The Special Purpose Credit Program (SPCP) is the first credit of its kind created to expand Chase's relationships with small businesses, fuel their inclusive economic growth, and increase access to capital for minority small business owners on a sustainable basis.

Ben Walter, CEO of Chase Business Banking, stated:

Access to capital has historically been disproportionally challenging for small business owners who live and work in communities of color.

About the program

Based on geographic references, the initiative allows the bank to focus capital on the areas that need it most, allocating credit opportunities to small business owners who would otherwise not be approved or receive it on less favorable terms.

To access the program, which began testing in Dallas, Detroit, Houston, and Miami earlier this year, and expanded to 21 cities in July, applicants only need to be located in an eligible area to be considered.

The program is currently available to businesses in majority African American and Hispanic neighborhoods in the U.S.

“We want to do our part to create more parity by saying yes to more business owners in these areas so they can grow and thrive, and their communities can benefit in turn,” added Walter.

More Chase Initiatives

Here are other company initiatives to support minority business owners:

  • Improved the application process for smaller-dollar loans (generally up to $500,000) to make the process easier, faster and less intimidating.
  • Launched a digital loan application so customers can apply for a business line of credit online – no need to call or visit a branch. It’s being rolled out in phases and is expected to be widely available in 2023.
  • Expanded its free one-on-one coaching program to more than 40 trained senior business consultants in 21 U.S. cities to provide mentoring and advice to minority business owners on everything from boosting creditworthiness to managing cash flow to effective marketing.
  • Since the program’s inception in 2020, Chase has mentored more than 2,600 minority business owners, helping them improve their operations, plan for growth, and network with others in the local business community.
  • Launched a new resource center at Chase.com/businessconsultant that provides free educational content, resources, and advice to help early-stage and established entrepreneurs achieve their goals.

“Minority entrepreneurs are rapidly becoming the customer of the future. We want to help more minority-owned businesses create and sustain wealth long-term. We are accomplishing this by building the infrastructure, strengthening relationships, and bringing owners into the mainstream financial system. Growing and thriving small business customers are an important driver of our long-term business goals,” noted Mikal Quarles, head of Chase Business Banking Racial Equity Strategies. 

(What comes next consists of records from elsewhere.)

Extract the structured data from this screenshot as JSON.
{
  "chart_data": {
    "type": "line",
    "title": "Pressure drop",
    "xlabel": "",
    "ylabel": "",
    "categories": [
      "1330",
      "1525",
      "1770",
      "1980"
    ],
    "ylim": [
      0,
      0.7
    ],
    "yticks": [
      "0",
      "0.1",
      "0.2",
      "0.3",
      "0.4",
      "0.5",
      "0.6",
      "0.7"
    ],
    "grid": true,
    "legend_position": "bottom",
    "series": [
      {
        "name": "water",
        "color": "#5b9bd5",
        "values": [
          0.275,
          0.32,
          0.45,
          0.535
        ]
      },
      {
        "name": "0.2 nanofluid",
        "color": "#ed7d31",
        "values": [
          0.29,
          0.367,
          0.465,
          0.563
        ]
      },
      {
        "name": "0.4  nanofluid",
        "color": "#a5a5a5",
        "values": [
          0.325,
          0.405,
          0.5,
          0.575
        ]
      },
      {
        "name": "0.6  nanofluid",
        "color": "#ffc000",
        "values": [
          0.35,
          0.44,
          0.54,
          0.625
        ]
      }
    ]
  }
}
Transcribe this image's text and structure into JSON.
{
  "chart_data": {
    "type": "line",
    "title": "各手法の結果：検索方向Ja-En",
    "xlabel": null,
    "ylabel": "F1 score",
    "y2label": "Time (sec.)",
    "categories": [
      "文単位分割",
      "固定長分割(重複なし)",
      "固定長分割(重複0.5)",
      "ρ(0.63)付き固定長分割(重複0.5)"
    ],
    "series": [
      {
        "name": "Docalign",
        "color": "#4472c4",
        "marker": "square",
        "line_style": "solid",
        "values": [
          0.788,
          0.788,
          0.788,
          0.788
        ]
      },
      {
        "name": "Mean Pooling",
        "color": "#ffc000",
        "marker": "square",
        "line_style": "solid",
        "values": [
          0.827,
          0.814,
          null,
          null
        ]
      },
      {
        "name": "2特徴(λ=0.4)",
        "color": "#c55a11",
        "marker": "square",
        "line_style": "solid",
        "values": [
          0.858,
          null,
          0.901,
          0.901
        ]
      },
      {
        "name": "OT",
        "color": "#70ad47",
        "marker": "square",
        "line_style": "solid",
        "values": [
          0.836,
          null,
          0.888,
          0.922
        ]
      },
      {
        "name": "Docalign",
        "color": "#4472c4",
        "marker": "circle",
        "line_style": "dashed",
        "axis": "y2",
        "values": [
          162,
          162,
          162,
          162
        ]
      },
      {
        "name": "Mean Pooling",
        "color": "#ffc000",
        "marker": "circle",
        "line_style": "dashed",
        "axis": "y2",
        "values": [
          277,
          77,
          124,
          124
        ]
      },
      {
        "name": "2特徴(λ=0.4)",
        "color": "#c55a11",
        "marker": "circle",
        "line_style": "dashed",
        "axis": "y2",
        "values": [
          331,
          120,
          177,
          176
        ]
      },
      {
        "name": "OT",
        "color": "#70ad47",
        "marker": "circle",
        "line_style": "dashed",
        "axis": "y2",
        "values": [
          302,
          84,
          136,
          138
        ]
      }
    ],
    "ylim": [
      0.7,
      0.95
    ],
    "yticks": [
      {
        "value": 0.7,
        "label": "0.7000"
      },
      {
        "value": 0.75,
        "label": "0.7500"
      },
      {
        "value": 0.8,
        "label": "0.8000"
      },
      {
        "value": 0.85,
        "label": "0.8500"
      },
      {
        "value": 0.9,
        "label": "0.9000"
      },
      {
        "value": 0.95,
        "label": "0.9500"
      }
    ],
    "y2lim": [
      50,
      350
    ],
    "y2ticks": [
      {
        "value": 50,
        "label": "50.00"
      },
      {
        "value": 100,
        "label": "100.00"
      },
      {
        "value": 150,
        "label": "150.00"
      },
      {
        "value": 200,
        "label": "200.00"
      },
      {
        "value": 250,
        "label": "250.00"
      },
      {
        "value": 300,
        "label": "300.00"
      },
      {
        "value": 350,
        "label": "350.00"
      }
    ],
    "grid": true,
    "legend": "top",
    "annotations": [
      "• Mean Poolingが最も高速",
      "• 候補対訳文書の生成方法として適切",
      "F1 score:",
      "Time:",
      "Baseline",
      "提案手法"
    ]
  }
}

Barriers to Small Businesses

Chase also highlighted these challenges that face African American and Hispanic small business owners:

  • Black and Hispanic small business owners have a lower level of starting wealth, which may mean these founders are less able to invest in their businesses.
  • Existing wealth inequities could influence the ability of Black or Hispanic founders to invest in their businesses and generate meaningful wealth.
  • Programs targeting low-income or majority-minority neighborhoods could be particularly helpful for Black and Hispanic business owners, who typically start firms with less cash, which may limit their opportunities for wealth creation.

“Creating a more equitable economy is a business and social imperative. I applaud Chase for helping minority business owners pursue their dreams,” stressed Marc Morial, president and CEO of the National Urban League.